Apple Archive

The Sad State of Macs and PCs in School

- 2002.05.10

Andrew Hill wrote an article recently about software not being updated as frequently as it should be in schools because the cost of supplying people to do this is too high - and then the Macs are not used because they have out of date software.

This might be true. However, it seems that the real obstacle to the Mac getting used and working correctly is the student. The other day I heard a student suggesting that "most kids are used to Windows, so can't we get Windows computers for the iMac lab?" Hm, PCs in a Mac lab.

When going past the Mac lab you often hear comments such as "these computers always crash," or "I can never get to the network on these Macs." This leads an uneducated (computer wise) kid to believe that Macs don't do what you want them to. Of course, then they find themselves saying, "these Macs never work," even when they have never actually tried it for themselves.

This gets spread around the school, and eventually the iMac lab becomes empty, with people preferring the PCs in the library that tend to work properly. The fact that they don't always print to the right printer doesn't seem to matter.

I believe that students should be given the benefit of having both computing platforms in use in their schools, because they may have to deal with both later on in their lives. However, many students just don't understand how to use the Mac.
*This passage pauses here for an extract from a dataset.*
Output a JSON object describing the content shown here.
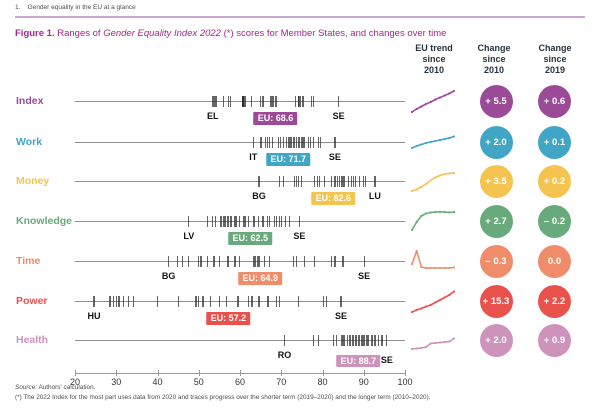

They don't understand that the Chooser is used to log onto the network and that they should not check the little "connect at startup" checkbox next to their folder. They also don't seem to be able to grasp the concept that logging off the network is as simple as dragging their network folder to the Trash, and quitting an application is done using the File menu or command-Q, not clicking the close box.

The Mac has many benefits over the PC in an education environment. They run Microsoft Office, which is the most commonly used business application. They also run Photoshop, Quark XPress, PageMaker, Illustrator, and countless other graphics applications easily and quickly. The Mac is also very easy to set up, and set up time is important when setting up a computer lab. Installing software from an external hard drive onto a Mac is easy. For most labs, all computers are supposed to have the same software and have desktops that look the same. Creating a disk image and installing that onto all of the Macs with an external USB or FireWire hard drive is simple. PCs take longer to set up because each version of Windows requires a software key - different for each machine.

Even if I believe that Macs are well suited to schools, they also have a lot going against them. Student's comments count for a lot. If the kids can't use or don't like using the computers, teachers will report this to the technology coordinators, and the message will eventually get to the Board of Education. The BoE will notice that Macs cost more initially. Even if they do cost less in tech support, setup costs, and last longer, the BoE will figure that if the kids don't like them, they will purchase the less expensive PCs, saving themselves money - or so they think.

Not that PCs are bad - I use one often - but in an educational situation they can be a nightmare to support, which means that they actually cost more. When they work, they work fine, but when they break down, well, then you've got a problem. Windows takes ages to reinstall, and if the school has a special disk image that they need to install, they may have to do extra work to install it.

The other thing you get with PCs are people who tamper with them. They don't do this on the iMac, as there is only one button on the front to play with, but on most PC monitors, it is easy to change settings from the front of the monitor - and people tend to do that. Sometimes they will increase the size of the picture so that you cannot see anything on the screen or decrease the brightness so nothing shows on the screen. Apparently they think it is funny. Well, I've got news for them: Purposely making a computer unusable for the next person is not funny at all.

This can be a tech support nightmare, as the next person, probably clueless about computers, will go get a tech, and he will spend 15 minutes trying to figure out why there is no picture on the screen when the brightness and contrast are really both turned down all the way.

It is a waste of other people's time, and time is money. The time techs spend on ridiculous things like this costs schools money. There are two things at fault here. First of all, I do believe that for a school, the Mac is better suited because it is harder to tamper with. Second, some students are simply so computer illiterate that they don't have any idea what to do when they come across a computer that has been "played with."

Students should be taught to be comfortable with the computer, and the lessons should be taught seriously. I see kids sit there, looking afraid to touch the mouse while a website is loading.

I see other kids typing, one key at a time. What was all that sixth grade Mavis Beacon stuff for? I guess it was "play Sim City behind the teachers back" day, as no one seemed to learn anything from it.

Computer skills are essential. They are not recommended; they are not suggested; they should be mandatory, and students should be proficient in both Windows and the Mac OS.